I wont be able to drill a hole as its a small catty.


----------



## liamvswild32 (Dec 22, 2013)

iindividual said:


> liamvswild32 said:
> 
> 
> > i used a ball in hole method for a while...but then the ball slipped and the bands snapped back. still use it, though the african wrap method or the bend around methods are my go to.
> ...


yeah just go with the tubes wrapping around the forks. it always works for me. anic:


----------



## Individual (Nov 6, 2013)

liamvswild32 said:


> iindividual said:
> 
> 
> > liamvswild32 said:
> ...


Any pictures / guides? 
Thanks!


----------



## liamvswild32 (Dec 22, 2013)

iindividual said:


> liamvswild32 said:
> 
> 
> > iindividual said:
> ...


ummm...imagine it like tabs, but instead of looping around the tab, the tube loops around the fork.

yeah brb w/ a vid


----------



## liamvswild32 (Dec 22, 2013)

ya know im completely dumb founded by the image posting system


----------



## liamvswild32 (Dec 22, 2013)




----------



## Sunchierefram (Nov 16, 2013)

I do what most people do to attach flatbands. Over the top with something to tie it. Only problem is that you're probably going to need to tie it on with more material than normal due to it being tubes.


----------



## liamvswild32 (Dec 22, 2013)

another method is gypsy tabs, always possible with any cordage and leather materials for tabs.


----------



## Hrawk (Oct 25, 2010)

I'm a huge fan of clamps these days :


----------



## liamvswild32 (Dec 22, 2013)

Hrawk said:


> I'm a huge fan of clamps these days:


yeah ive found though that they take time and more tools to make


----------



## studer1972 (Mar 17, 2013)

African wrap? (Use a lot of wrap and keep going quite a ways down the fork.) To quote one of the masters (flatband)

*African Wrap*​
a method of attaching rubber to the posts where the rubber is run down the front of the posts to the base of the prongs.Then leather strips or strong cord is wrapped all the way around and up until it reaches the tops of the posts.

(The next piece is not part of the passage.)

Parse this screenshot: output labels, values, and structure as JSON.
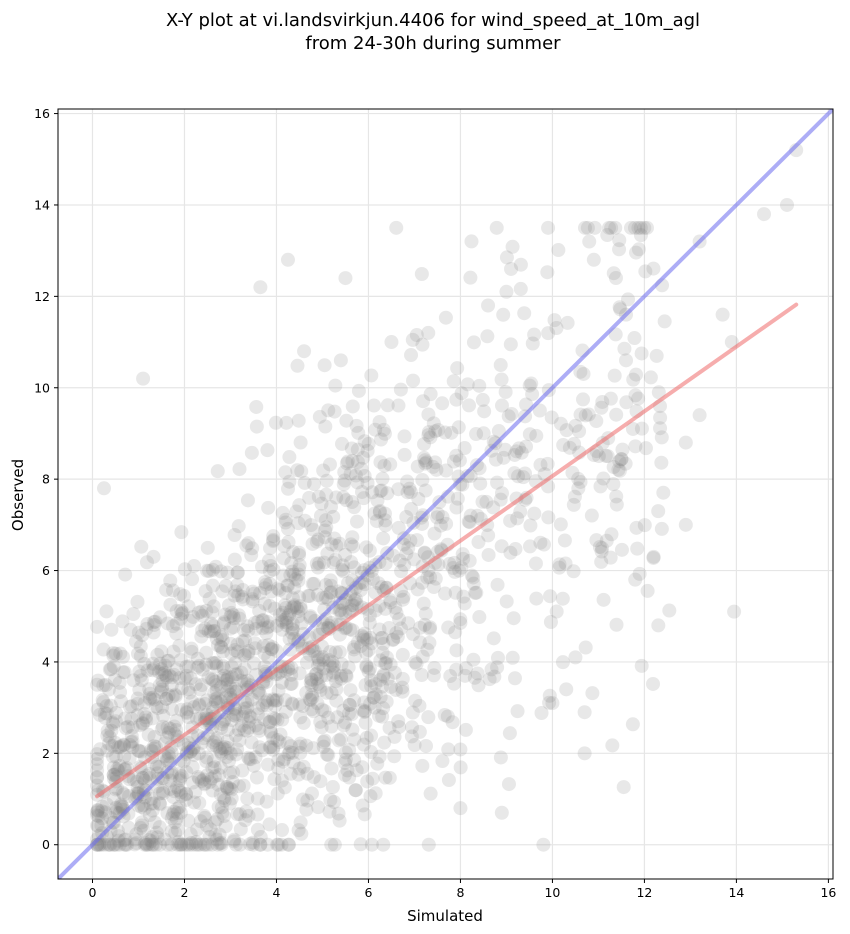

A very secure way but a long sling is needed.

http://www.slingshots.com/html/slingshot-catapult-glossary.html


----------



## ruthiexxxx (Sep 15, 2012)




----------



## oldmiser (Jan 22, 2014)

I like that slingshot Hrawk posted..Nice video..Where can you buy a slingshot like that Hrawk posted..just asking is all~AKA Oldmiser


----------



## ruthiexxxx (Sep 15, 2012)

Maybe ask Hrawk


----------



## studer1972 (Mar 17, 2013)

Jack Kohler makes/sells similar:
www.supershooting.com


----------



## studer1972 (Mar 17, 2013)

MontieGear, too
www.montiegear.com


----------